Ephesians 4:4-6 English Standard Version 4 There is one body and one Spirit—just as you were called to the one hope that belongs to your call— 5 one Lord, one faith, one baptism, 6 one God and Father of all, who is over all and through all and in all. 

— We see that the one Spirit has filled the one Body with his presence.  We have all been baptized into Christ and baptized with the Holy Spirit when we go down into the water.  The Father of us all is over, through and in all of us.  

So justification is God’s total declaration of righteousness of the sinner who repents and is regenerated through the power of the Word or baptism. Justification is indeed “the article on which the church stands or falls,” as Martin Luther states. However, the passage above states that the Father is working among us to continue to make us a bride without spot or wrinkle. Sanctification is the spiritual growth that follows justification.  And just as justification is purely God’s work, sanctification is also purley God’s work.  

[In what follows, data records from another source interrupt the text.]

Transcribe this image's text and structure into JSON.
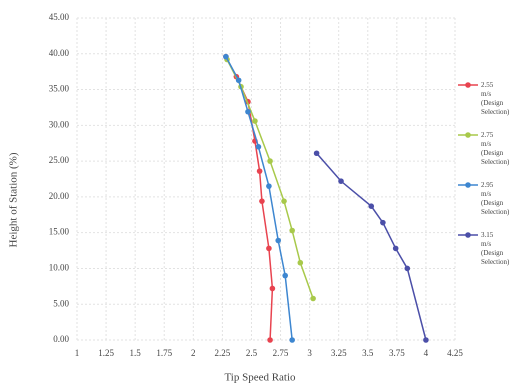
{
  "chart_data": {
    "type": "line",
    "xlabel": "Tip Speed Ratio",
    "ylabel": "Height of Station (%)",
    "xlim": [
      1,
      4.25
    ],
    "xticks": [
      1,
      1.25,
      1.5,
      1.75,
      2,
      2.25,
      2.5,
      2.75,
      3,
      3.25,
      3.5,
      3.75,
      4,
      4.25
    ],
    "ylim": [
      0,
      45
    ],
    "yticks": [
      {
        "value": 0,
        "label": "0.00"
      },
      {
        "value": 5,
        "label": "5.00"
      },
      {
        "value": 10,
        "label": "10.00"
      },
      {
        "value": 15,
        "label": "15.00"
      },
      {
        "value": 20,
        "label": "20.00"
      },
      {
        "value": 25,
        "label": "25.00"
      },
      {
        "value": 30,
        "label": "30.00"
      },
      {
        "value": 35,
        "label": "35.00"
      },
      {
        "value": 40,
        "label": "40.00"
      },
      {
        "value": 45,
        "label": "45.00"
      }
    ],
    "grid": true,
    "legend": "right",
    "series": [
      {
        "name": "2.55 m/s (Design Selection)",
        "color": "#e8434f",
        "x": [
          2.66,
          2.68,
          2.65,
          2.59,
          2.57,
          2.53,
          2.47,
          2.37,
          2.28
        ],
        "values": [
          0,
          7.2,
          12.8,
          19.4,
          23.6,
          27.8,
          33.3,
          36.8,
          39.6
        ]
      },
      {
        "name": "2.75 m/s (Design Selection)",
        "color": "#a8c94a",
        "x": [
          3.03,
          2.92,
          2.85,
          2.78,
          2.66,
          2.53,
          2.41,
          2.29
        ],
        "values": [
          5.8,
          10.8,
          15.3,
          19.4,
          25,
          30.6,
          35.4,
          39.2
        ]
      },
      {
        "name": "2.95 m/s (Design Selection)",
        "color": "#3d86d0",
        "x": [
          2.85,
          2.79,
          2.73,
          2.65,
          2.56,
          2.47,
          2.39,
          2.28
        ],
        "values": [
          0,
          9,
          13.9,
          21.5,
          27,
          31.9,
          36.3,
          39.6
        ]
      },
      {
        "name": "3.15 m/s (Design Selection)",
        "color": "#4b4fa8",
        "x": [
          4.0,
          3.84,
          3.74,
          3.63,
          3.53,
          3.27,
          3.06
        ],
        "values": [
          0,
          10,
          12.8,
          16.4,
          18.7,
          22.2,
          26.1
        ]
      }
    ]
  }
}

 6a. IS SANCTIFICATION BY “GRACE THROUGH FAITH?” 

Sanctification is entirely God’s work, just as justification is entirely God’s work.  It is God who works in us from the time we are justified until we reach a state of perfection in heaven, and this state of perfection can only be reached in heaven.  As it is written: 

Philippians 1:6 (ESV)
And I am sure of this, that he who began a good work in you will bring it to completion at the day of Jesus Christ.

and…

So we see from the aforementioned passages that even after we are justified, our growth in godliness is entirely God’s work! Christ is the founder and perfecter of our faith Hebrews 12:2 (ESV).  And another passage in Hebrews gives further illumination: Hebrews 10:14 (ESV) – For by a single offering he has perfected for all time those who are being sanctified.  These passages clearly tell us that Christ and Christ alone is responsible for our justification and sanctification, from beginning to end. “Sanctification is the spiritual growth that follows justification.  By God’s grace, a Christian cooperates in this work.  Through the Holy Spirit’s work in the Means of Grace, faith is increased, love strengthened, and the image of God renewed.  Lutherans believe that sanctification will be complete only in heaven.”(The Lutheran Difference, Topic. 8, pg. 251).  If we are sinful when we come to Christ, and cannot free ourselves from that sin, how do we think we can progressively grow in the fruits of the Spirit without the Spirit continually working in us after our justification? Christ said we must abide in Him, because apart from him we can do nothing: John 15:5 (ESV) – I am the vine; you are the branches. Whoever abides in me and I in him, he it is that bears much fruit, for apart from me you can do nothing.  — Christ told the disciples that there was no way they could bear fruits in keeping with repentance if they separated from their Source, the Vine, that is Christ. There is no way one can be justified, and begin in Christ, and then rely on self-discipline or some kind of mental toughness or bushido mindset to produce godly character! It just doesn’t work. So since we know this doesn’t work, I thank God for the grace that took place almost 500 years ago when the Book of Concord was written! These symbols of the church should not be ignored, and should be constantly referred back to.